George Soros thinks we’re in for some bad times:
He doesn’t just mean it’s time to protect your assets. He means it’s time to stave off disaster. As he sees it, the world faces one of the most dangerous periods of modern history—a period of “evil.” Europe is confronting a descent into chaos and conflict. In America he predicts riots on the streets that will lead to a brutal clampdown that will dramatically curtail civil liberties. The global economic system could even collapse altogether.
“I am not here to cheer you up. The situation is about as serious and difficult as I’ve experienced in my career,” Soros tells Newsweek. “We are facing an extremely difficult time, comparable in many ways to the 1930s, the Great Depression. We are facing now a general retrenchment in the developed world, which threatens to put us in a decade of more stagnation, or worse. The best-case scenario is a deflationary environment. The worst-case scenario is a collapse of the financial system.”

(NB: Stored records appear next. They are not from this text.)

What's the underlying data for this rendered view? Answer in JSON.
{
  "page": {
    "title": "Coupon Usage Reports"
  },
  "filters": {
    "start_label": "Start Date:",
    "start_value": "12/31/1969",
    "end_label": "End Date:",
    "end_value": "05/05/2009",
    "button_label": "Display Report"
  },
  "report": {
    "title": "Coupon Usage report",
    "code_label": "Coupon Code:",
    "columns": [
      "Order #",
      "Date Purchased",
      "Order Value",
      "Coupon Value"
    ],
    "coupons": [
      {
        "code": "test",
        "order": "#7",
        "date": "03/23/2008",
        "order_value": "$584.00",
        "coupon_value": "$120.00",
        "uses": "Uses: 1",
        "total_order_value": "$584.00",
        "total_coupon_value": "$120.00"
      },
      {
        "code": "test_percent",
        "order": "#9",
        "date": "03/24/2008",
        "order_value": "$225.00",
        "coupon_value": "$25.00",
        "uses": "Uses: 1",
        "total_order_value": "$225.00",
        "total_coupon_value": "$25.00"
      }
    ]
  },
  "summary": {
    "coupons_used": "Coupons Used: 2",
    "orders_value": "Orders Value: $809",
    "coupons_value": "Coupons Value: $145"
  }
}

Is Soros just a naturally gloomy guy? Or are things really that bad? Felix Salmon is roaming the corridors of the Davos conference and says that gloomy or not, Soros is no outlier:
No one but Soros will actually say these things, at Davos — but everybody here fears them, which is one reason why we have the slightly ludicrous sight of billionaires bellyaching about the global burdens of inequality.
Security this year is tighter than ever — the first rule of security at these events is that it can only get ratcheted up, rather than loosened at all — and there’s a besieged feeling to this Alpine town I haven’t felt before. The financial crisis concentrated minds and was seen as a big problem to be addressed and even maybe solved. But the current breakdown of trust in global institutions cuts at the heart of the World Economic Forum’s founding principle — that if you get a bunch of important people together in the same place, they can actually make a difference.
I doubt that it’s time to stock up on canned food or anything, but it’s an interesting observation. Are the world’s governing elites losing confidence in their own abilities? I wouldn’t blame them if they were, considering how they’ve responded to the events of the past few years. When the big test finally came, they didn’t do very well.